E aí acontece que o Lima Barreto, numa  caixa tão bonita, tem volumes acima do tamanho das outras obras de literatura brasileira…. Lima acaba indo para o lado da prateleira dos portugueses, porque adentraram  seis Saramagos oriundos de uma biblioteca de família desfeita. Próximo a eles está “Colégio de freiras” (Iluminuras, R$ 24,90), de Raimundo Carrero, que ficará perto de “A febre de notícias ao entardecer” (Aura com Livros, R$ 30,90), do meu primeiro editor, Pinheiro Júnior, que já devorei, mal apareceu aqui em casa. Pinheiro encadeia suas passagens por jornais cariocas nos anos 1960/70 com ficção, contando episódios reais de cobertura e edição das histórias que mais interessavam a leitores, então, como a ‘caçada’ ao bandido Cara de Cavalo, desmistificando lendas difundidas nas redações.  Por que Pinheiro, Carrero e Lima serão mantidos próximos? Ora, porque a seção de ficção brasileira é uma das que mais viaja entre as prateleiras, pois a todo momento há uma renovação de títulos – sejam lançamentos ou edições mais recentes, com estudos, introduções caprichadas etc.

Embora os thrillers tenham ganhado espaço VIP em meu quarto, espraiando-se por uma estante só para eles, está chegando o tempo de serem transferidos para outra, maior, onde hoje são as seções de “livros sobre livros”, estudos literários, comunicação/jornalismo, esportes, sociologia, religiões e lendas europeias, africanas e asiáticas.

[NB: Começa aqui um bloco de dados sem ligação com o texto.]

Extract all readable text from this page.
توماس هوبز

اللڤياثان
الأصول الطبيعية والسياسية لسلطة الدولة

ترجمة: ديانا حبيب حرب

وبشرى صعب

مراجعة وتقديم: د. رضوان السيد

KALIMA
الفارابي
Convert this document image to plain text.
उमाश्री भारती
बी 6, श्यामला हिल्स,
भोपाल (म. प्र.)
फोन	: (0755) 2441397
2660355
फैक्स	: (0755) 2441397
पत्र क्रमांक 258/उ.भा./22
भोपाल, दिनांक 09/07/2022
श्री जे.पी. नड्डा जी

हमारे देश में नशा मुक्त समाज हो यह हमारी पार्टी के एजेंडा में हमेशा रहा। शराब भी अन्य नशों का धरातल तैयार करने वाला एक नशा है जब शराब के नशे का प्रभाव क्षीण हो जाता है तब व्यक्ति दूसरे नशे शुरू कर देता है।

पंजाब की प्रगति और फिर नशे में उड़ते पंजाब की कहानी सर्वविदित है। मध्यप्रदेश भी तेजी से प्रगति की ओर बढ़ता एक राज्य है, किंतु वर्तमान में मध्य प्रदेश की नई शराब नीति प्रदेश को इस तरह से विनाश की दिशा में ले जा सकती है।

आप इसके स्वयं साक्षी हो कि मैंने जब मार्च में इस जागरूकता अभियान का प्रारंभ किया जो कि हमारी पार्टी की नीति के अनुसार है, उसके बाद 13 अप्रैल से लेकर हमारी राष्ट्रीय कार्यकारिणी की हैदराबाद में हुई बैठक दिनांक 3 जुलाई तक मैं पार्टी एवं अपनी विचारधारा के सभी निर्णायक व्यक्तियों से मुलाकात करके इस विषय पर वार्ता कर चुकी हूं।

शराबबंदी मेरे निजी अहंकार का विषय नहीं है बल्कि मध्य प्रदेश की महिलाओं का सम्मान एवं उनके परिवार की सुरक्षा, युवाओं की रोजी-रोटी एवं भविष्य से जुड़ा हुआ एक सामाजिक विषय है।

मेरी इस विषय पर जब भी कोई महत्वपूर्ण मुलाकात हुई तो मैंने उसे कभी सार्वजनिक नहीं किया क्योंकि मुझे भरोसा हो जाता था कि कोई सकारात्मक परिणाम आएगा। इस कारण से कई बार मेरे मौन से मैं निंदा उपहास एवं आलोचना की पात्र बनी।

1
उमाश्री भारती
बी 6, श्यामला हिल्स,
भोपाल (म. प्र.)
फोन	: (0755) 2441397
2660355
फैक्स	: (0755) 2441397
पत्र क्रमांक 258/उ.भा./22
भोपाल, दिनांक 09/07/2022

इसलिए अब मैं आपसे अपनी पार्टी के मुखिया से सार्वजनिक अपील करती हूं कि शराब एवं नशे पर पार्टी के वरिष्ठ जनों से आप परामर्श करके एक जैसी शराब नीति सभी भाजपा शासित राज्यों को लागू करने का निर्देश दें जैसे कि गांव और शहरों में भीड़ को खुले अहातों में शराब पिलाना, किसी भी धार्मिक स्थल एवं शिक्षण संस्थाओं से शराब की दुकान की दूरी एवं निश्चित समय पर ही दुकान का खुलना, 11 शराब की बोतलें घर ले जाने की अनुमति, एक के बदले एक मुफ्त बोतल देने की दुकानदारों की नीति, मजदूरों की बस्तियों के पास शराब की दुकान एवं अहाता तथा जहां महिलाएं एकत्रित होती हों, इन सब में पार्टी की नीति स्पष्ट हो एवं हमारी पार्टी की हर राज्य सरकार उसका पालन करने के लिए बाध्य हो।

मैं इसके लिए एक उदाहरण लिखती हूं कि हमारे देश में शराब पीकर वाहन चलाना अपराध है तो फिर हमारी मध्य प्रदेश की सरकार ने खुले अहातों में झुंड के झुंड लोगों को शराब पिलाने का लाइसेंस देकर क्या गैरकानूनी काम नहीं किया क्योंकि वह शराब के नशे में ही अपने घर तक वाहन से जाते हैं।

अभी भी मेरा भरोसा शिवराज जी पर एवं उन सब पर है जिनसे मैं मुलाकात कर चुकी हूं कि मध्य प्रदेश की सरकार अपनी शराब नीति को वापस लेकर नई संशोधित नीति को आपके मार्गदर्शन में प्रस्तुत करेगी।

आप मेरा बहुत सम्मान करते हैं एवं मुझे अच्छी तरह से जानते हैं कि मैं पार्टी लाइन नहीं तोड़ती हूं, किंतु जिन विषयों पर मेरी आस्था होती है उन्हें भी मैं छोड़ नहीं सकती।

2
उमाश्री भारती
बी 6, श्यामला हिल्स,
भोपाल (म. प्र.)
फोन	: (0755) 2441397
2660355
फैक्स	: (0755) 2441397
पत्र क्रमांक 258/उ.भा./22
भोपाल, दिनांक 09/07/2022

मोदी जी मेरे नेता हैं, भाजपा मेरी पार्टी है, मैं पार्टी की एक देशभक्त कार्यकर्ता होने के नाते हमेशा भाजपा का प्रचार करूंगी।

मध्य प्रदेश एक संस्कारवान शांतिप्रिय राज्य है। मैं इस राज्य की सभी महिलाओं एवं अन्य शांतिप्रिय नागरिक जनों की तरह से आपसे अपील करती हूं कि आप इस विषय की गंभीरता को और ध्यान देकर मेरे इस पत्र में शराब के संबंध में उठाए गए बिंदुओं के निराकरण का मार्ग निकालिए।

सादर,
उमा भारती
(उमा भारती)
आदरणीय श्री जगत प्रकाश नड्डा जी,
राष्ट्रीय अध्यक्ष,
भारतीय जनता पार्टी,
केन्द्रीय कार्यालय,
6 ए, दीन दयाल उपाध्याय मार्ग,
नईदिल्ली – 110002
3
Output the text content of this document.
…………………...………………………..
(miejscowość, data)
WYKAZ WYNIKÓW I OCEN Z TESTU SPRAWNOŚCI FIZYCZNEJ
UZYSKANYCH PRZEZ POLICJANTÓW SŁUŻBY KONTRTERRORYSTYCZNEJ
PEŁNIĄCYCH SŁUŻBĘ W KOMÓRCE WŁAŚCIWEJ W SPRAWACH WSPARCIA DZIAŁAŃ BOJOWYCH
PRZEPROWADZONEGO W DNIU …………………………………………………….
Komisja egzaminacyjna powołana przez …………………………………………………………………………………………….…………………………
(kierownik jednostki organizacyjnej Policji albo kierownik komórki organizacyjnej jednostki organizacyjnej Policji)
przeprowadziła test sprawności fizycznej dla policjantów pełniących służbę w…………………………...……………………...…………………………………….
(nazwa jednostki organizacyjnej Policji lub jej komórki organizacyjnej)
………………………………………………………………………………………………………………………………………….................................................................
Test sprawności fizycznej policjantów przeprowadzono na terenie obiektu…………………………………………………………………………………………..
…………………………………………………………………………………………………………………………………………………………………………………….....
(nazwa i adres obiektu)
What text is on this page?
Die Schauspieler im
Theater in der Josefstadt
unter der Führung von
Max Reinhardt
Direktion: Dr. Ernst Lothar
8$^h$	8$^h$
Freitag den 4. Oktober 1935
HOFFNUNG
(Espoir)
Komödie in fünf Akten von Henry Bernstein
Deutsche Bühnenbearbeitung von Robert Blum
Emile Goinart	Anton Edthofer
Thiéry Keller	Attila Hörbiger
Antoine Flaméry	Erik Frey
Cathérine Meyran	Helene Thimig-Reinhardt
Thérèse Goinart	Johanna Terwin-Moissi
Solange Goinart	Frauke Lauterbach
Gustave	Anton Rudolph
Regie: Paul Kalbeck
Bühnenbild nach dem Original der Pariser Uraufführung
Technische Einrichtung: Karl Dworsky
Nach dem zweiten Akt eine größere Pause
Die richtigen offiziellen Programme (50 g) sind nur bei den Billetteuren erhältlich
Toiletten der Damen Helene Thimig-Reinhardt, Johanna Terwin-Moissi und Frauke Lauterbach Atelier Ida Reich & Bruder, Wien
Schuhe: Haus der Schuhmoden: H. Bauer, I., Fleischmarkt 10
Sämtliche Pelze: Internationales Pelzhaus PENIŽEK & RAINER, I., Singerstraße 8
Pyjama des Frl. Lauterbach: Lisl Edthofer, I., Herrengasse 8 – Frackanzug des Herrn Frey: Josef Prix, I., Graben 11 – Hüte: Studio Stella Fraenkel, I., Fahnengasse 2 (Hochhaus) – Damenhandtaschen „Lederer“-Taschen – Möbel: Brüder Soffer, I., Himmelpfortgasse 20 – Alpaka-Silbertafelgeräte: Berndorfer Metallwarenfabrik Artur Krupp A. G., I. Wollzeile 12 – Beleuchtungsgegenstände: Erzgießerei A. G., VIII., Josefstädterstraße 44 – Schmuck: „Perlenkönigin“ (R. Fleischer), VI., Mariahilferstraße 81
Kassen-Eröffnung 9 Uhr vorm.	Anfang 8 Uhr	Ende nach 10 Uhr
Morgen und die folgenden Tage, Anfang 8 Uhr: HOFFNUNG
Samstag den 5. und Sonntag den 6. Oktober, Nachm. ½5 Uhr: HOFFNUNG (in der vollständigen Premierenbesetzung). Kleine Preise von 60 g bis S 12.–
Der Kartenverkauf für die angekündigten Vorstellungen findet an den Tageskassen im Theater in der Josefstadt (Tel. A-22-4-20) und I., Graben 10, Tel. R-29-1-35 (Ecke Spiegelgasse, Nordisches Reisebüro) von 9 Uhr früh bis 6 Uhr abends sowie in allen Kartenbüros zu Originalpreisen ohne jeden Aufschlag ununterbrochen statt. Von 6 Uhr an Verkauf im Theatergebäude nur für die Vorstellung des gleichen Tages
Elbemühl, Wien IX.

Por isso “A garota anônima” (Faro Editorial, R$ 34,90), suspense de Greer Hendricks e Sarah Pekkanen, que trata do envolvimento de uma jovem maquiadora no que ela pensa ser um experimento de uma psicóloga sobre ética na vida atual, permanecerá provisoriamente sobre a pilha que se amontoa em cima de minha mesa de trabalho, servindo de apoio informal para o mouse e meu braço, reduzindo a tendinite.

Em “A biblioteca, à noite” (Companhia das Letras, R$ 54,90), Alberto Manguel conta que, ao montar o que deveria ser a morada definitiva para seus 40 mil livros, no interior da França, imaginava “estantes que começassem à altura do quadril e subissem apenas até onde chegasse a ponta dos dedos” do braço estendido. Livros “condenados a alturas que pedem escadas ou a profundezas que obriguem o leitor a rastejar acabam por receber muito menos atenção que seus companheiros à meia altura, seja qual for seu assunto ou mérito”, afirma. Por falta de espaço para expandir horizontalmente as prateleiras, Manguel, que hoje é o presidente da Biblioteca Nacional da Argentina, teve que se contentar em empilhar livros até o teto. E, claro, encaixotar tudo outra vez na mudança da França para a Argentina.